In Copenhagen, de Hevesy’s researches were initially concerned with isotopic separations and in 1923, together with Coster, he discovered the element hafnium. He was responsible for pioneer work in the use of isotopic indicators both in inorganic and life sciences and later, in Freiburg, he was involved in the first clinical use of isotopes. On his return to Copenhagen, he demonstrated the formation of new artificially radioactive isotopes and subsequently introduced a method of activation analysis based on neutron bombardment of the element to be investigated. This method was to replace X-ray analysis with fluorescent X-rays which he introduced during his stay in Freiburg. The year 1934 saw the beginning of numerous investigations in the field of plant and animal physiology, using labelled atoms: these researches were supported by generous grants made by the Carlsberg Foundation, the Rask-Ørsted Foundation, the Rockefeller Foundation and others. His work in Sweden has continued on the same lines and he has studied, amongst other things, the effect of X-rays on the formation of nucleic acid in tumours and in normal organs, and iron transport in healthy and cancerous organisms; this work is supported by the Swedish State Research Council and the Wallenberg Foundation.

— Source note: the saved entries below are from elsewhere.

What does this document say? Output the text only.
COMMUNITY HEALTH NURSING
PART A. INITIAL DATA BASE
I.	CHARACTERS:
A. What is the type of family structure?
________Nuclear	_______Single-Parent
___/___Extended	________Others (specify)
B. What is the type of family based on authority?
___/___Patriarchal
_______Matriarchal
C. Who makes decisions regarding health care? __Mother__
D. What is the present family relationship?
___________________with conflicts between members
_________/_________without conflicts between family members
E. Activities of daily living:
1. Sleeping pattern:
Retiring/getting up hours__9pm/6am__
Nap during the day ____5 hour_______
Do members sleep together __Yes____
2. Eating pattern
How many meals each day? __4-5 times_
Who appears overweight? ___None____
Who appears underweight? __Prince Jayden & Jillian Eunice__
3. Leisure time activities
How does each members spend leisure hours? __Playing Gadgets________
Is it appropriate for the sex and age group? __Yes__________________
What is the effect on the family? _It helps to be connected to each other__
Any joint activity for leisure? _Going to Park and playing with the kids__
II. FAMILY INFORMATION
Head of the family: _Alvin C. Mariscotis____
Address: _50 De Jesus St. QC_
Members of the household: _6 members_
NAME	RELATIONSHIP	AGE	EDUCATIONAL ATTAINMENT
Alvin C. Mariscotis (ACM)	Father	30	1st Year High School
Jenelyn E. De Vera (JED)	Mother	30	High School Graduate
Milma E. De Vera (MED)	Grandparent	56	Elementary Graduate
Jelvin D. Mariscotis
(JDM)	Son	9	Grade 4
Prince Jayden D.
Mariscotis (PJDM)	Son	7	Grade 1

Professor de Hevesy is the author of several important books on radiochemistry and his many scientific papers are valuable and accurate records of devoted work. He was awarded the Cannizaro Prize (Academy of Sciences, Rome) in 1929, he was the Copley Medallist (Royal Society, London) in 1949, Faraday Medallist in 1950, Baily Medallist in 1951 and Silvanus Thompson Medallist in 1955. In 1959 he received the Ford Foundation’s Atoms for Peace Award Medal, in 1961 the Niels Bohr Medal and the Rosenberger Medal of the University of Chicago. Honorary degrees conferred upon Professor de Hevesy include Doctor of Philosophy, Uppsala, Freiburg, and Copenhagen; Doctor of Science, Ghent, Liège, London, and Capetown; and Doctor of Medicine, São Paulo, Rio de Janeiro, Turin, and Freiburg. He is a Fellow of the Royal Society (London), the Swedish Academy of Sciences, Gothenburg Academy, and eleven other scientific academies. He is Honorary Fellow of the Chemical Society (London), the Royal Institution (London), the British Institute of Radiology, the Finnish Chemical Society, the German Bunsen Society, the German Physiological Society, the Chemical Society of Japan, and the American Society of Nuclear Medicine. In addition, he holds honorary memberships of many more learned societies.

Professor de Hevesy married Pia Riis in 1924. They have one son and three daughters.

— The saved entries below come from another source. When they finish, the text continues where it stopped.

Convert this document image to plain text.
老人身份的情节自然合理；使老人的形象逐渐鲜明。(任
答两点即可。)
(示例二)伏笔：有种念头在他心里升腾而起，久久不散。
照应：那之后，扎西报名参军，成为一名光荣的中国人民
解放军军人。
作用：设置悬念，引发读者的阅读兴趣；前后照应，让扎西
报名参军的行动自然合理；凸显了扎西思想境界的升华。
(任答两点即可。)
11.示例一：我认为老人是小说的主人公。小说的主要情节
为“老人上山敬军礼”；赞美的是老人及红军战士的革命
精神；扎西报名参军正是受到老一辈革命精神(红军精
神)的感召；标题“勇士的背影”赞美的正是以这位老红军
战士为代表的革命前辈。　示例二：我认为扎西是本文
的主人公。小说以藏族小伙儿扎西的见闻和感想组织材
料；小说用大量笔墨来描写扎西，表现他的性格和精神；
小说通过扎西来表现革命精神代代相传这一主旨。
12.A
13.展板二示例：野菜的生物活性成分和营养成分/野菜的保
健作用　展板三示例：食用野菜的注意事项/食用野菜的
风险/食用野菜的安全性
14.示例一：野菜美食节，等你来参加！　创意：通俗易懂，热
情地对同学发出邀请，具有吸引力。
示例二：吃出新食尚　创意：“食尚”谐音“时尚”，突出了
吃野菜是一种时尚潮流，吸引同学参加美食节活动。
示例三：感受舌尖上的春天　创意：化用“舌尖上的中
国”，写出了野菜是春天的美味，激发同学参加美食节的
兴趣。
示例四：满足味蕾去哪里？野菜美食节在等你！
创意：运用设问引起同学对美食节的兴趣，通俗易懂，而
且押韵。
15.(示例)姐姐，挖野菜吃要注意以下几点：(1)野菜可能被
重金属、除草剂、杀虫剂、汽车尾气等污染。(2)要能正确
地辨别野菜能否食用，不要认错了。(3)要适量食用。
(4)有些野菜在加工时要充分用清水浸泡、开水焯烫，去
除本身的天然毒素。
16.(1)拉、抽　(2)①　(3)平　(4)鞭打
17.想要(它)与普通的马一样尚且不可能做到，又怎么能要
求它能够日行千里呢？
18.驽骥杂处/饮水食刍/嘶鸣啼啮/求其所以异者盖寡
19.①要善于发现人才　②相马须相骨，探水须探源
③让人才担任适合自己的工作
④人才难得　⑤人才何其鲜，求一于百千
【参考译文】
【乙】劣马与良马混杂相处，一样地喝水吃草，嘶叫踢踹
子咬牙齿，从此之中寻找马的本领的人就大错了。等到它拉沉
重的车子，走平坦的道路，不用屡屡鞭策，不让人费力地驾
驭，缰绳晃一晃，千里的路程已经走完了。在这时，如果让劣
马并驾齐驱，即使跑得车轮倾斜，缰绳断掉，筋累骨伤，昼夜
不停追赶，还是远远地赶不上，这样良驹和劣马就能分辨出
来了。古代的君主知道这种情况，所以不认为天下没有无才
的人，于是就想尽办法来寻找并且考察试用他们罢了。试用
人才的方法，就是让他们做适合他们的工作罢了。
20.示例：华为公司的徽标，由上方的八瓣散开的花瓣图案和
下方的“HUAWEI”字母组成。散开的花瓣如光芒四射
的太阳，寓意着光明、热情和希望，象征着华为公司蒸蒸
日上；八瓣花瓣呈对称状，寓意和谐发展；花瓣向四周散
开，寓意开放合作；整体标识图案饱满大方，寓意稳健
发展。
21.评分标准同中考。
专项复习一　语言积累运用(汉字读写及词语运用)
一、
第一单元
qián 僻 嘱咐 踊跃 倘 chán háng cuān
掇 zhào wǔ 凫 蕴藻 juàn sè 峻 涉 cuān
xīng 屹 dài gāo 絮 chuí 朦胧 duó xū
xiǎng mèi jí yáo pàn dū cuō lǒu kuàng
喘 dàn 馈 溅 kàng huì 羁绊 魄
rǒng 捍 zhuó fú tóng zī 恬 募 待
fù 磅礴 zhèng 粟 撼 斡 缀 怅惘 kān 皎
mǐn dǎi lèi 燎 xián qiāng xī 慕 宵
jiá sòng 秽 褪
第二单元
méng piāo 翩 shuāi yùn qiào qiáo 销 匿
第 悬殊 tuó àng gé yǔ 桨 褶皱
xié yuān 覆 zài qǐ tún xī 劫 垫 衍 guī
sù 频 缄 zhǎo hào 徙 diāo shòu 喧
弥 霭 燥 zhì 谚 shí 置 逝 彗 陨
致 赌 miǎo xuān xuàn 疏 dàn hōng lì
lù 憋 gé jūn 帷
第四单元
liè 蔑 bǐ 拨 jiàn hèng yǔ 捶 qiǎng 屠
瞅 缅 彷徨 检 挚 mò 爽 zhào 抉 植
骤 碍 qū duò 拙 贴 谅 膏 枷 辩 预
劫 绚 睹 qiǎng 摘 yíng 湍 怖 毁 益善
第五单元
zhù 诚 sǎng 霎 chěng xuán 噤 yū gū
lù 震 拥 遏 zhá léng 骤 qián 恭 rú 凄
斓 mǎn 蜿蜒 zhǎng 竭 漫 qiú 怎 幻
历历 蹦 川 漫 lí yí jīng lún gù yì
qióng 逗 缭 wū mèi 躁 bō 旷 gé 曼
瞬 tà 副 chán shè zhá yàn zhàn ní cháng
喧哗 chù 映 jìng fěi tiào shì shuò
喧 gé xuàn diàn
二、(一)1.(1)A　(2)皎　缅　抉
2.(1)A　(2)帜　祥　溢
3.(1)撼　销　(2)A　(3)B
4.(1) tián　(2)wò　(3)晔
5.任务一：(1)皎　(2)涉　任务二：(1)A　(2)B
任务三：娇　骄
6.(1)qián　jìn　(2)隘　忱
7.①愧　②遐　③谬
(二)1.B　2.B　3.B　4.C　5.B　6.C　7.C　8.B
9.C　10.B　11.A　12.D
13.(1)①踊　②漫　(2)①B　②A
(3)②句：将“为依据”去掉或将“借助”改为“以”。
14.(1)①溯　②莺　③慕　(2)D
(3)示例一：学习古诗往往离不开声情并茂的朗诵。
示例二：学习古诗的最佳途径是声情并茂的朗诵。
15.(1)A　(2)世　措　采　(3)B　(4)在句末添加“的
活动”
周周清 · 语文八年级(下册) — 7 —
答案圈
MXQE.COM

From Nobel Lectures, Chemistry 1942-1962, Elsevier Publishing Company, Amsterdam, 1964

This autobiography/biography was written at the time of the award and first published in the book series Les Prix Nobel. It was later edited and republished in Nobel Lectures. To cite this document, always state the source as shown above.

George de Hevesy died on July 5, 1966.